Aside from hip-hop artists translating well on doodles, what else about them is inspires you to capture then on Post-Its?
A large part of it is because I listen to hip-hop music everyday. In some form or another, it’s always on in the background. It just made sense.

What got you started on your hardbound book Gangster Doodles, and how did it roll out from there?
The first idea was to combine GD Vol. 1 and Vol. 2 and just make a hardcover version. My publisher was really pushing it because it would have been easy to make. But in the end, I decided to create something new from scratch. Me and my publisher parted ways and I decided to self-publish and keep 100% creative control. What I thought would only take 6 months ended up taking a year and a half to complete. Special shout-out to Brian O’Tuama. He’s the editor/designer of my book.

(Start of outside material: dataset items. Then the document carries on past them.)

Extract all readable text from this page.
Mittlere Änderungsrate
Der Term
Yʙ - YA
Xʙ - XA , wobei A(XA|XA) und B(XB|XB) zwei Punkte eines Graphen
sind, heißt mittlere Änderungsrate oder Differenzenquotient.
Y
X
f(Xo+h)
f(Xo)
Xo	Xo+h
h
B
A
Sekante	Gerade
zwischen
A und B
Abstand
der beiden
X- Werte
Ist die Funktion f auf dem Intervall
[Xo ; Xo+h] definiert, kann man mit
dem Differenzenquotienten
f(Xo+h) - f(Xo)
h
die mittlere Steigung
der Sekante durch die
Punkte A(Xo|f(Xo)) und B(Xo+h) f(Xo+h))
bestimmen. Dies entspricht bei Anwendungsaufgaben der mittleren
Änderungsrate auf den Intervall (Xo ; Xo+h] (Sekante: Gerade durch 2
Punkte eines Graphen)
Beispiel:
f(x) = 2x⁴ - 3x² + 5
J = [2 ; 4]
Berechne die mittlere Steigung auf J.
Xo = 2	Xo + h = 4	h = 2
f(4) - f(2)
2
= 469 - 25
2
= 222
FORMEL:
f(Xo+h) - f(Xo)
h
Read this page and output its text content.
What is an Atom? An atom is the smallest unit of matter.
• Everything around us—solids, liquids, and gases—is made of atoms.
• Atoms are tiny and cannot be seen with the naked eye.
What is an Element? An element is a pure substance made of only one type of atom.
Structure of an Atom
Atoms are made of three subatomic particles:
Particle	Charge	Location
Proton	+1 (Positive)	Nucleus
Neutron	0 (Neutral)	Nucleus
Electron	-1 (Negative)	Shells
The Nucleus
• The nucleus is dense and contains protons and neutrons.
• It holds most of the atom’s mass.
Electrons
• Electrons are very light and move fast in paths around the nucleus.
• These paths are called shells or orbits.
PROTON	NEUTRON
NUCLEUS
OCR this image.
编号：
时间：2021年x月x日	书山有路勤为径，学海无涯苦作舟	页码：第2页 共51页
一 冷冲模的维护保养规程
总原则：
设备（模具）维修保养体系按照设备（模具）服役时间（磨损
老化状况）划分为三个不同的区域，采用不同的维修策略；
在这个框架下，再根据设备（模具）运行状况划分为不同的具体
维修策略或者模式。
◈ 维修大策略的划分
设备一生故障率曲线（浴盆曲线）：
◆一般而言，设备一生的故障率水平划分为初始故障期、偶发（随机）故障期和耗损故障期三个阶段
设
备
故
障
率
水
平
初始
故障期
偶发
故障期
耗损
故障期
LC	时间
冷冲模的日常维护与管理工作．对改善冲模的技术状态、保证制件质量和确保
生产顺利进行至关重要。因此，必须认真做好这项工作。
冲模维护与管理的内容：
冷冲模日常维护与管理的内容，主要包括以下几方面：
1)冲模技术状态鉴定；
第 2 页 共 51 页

You’ve got Shia LaBeouf for the introduction, which should come as no surprise considering he’s been a fan of your work since getting Tupac and Biggie Smalls tattooed on his thighs. How’d you feel when you saw those last year?
I want to start off by saying Shia LaBeouf is the fucking man and I appreciate him. Shia’s first G. Doodles tatts were matching Missy Elliott tattoos. Biggie, 2Pac, Prince, and Dr. Dre came later. It’s still crazy to think about. Shia sent me a random email with pictures of these incredible Missy tattoos. The pictures were of his legs so I couldn’t see his face. At first, I thought it was a random dude with Shia’s name but he assured me that he wasn’t just a random guy but the real deal.

How were you acquainted after that? And what led him to be a part of your book?
We’ve kept in contact via email over the past year. He’s very cool.

Having concrete, physical copies of your work in Vol. 1 and the recently published Gangster Doodles, how would you say your art has evolved through the years?
Hopefully it’s the quality of the work. I think over the past 3 years my style has gotten tighter and more refined.

What have you got up your sleeves after this thick-as-a-brick project?
Lot’s of cool stuff I can’t talk-about.

Quick! Name three hip-hop artists (dead or alive) that you’d trash a hotel with.
Will Smith. Ol’ Dirty Bastard. Jay-Z.